Opener ‘Sleep’ is the closest the album gets to the direct shoe-gaze-drum and bass crossover, a massive, mutilated swirling guitar distorted just shy of becoming actual white noise over a frantic breakbeat. It decays into oscillations and echoes, and sounds like it’s tearing itself apart as you listen to it. Halfway through, the drums drop out and the guitars layer and layer for the remaining three and a half minutes, spiralling into oblivion. It is by far the most frantic track on the album, and so makes sense as an opener. The following track, ‘Still Life’ is similar, but much slower, dragging itself out and revealing itself over its 11 and a half minute runtime, mixed in with distant female vocals and only disappearing into nothingness in the last couple of minutes. ‘Dreams on His Fingers’ is the real winner, though; dub inflected, white noise covered beauty, the vocals this time at the fore, but still incomprehensible over a steady, simple bassline. It’s an exceptional track, along with ‘Sleep’, the best on the album, and possibly one of the best that Elliot’s ever made. The remaining three songs on the album are all brilliant too, from ‘Next of Kin’s’ frantic, wordless charge to ‘Once When I Was An Indian’s’ genuinely unsettling drift, using every one of its near 13 minutes to reinforce the mood and strangeness. Closer ‘Rain’ is a relative relief, repeated synth echoes over gradually increasing samples of something indefinable, before finally closing the album in the white noise that it’s long threatened.

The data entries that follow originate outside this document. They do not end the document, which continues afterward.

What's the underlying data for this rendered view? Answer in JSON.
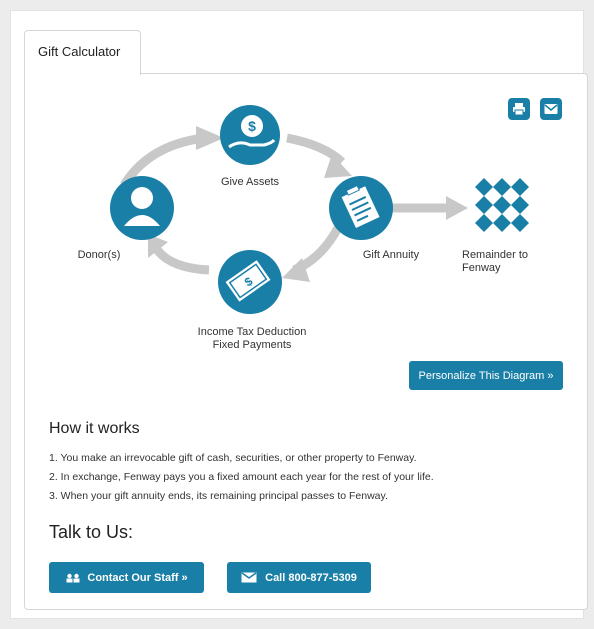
{
  "tab": {
    "label": "Gift Calculator"
  },
  "diagram": {
    "give_assets": "Give Assets",
    "donors": "Donor(s)",
    "gift_annuity": "Gift Annuity",
    "remainder_line1": "Remainder to",
    "remainder_line2": "Fenway",
    "deduction_line1": "Income Tax Deduction",
    "deduction_line2": "Fixed Payments",
    "personalize_button": "Personalize This Diagram »"
  },
  "how_it_works": {
    "title": "How it works",
    "steps": [
      "1. You make an irrevocable gift of cash, securities, or other property to Fenway.",
      "2. In exchange, Fenway pays you a fixed amount each year for the rest of your life.",
      "3. When your gift annuity ends, its remaining principal passes to Fenway."
    ]
  },
  "talk": {
    "title": "Talk to Us:",
    "contact_button": "Contact Our Staff »",
    "call_button": "Call 800-877-5309"
  },
  "colors": {
    "accent": "#1a7fa6",
    "arrow": "#c8c8c8"
  },
  "icons": [
    "print-icon",
    "email-icon",
    "dollar-hand-icon",
    "person-icon",
    "document-icon",
    "money-icon",
    "diamond-grid-icon",
    "people-icon",
    "envelope-icon"
  ]
}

By comparison, the bonus tracks are a relatively mixed bag, being taken from Elliot’s demos from 1991 to 1997. The ones on the second disc are all brilliant, especially ‘Shard’, ‘Alarm Song’, and ‘Get to Fuck’, but the downloadable ones suffer from either too clean a remaster or being left too murky. There are still great tracks: ‘Hymn to Odin’ and ‘Making Waves’ being notable standouts, but for the most part they veer closer to noise and ambient music, not bad in itself, but less immediately appealing than the rest. Semtex remains exceptional two decades on, time only thickening its weirdness. Elliot has recently been hinting at a return to the Third Eye Foundation moniker, and Pearce released his first album in a decade and a half last year, so hopefully the scene will return, and get the recognition that it deserves.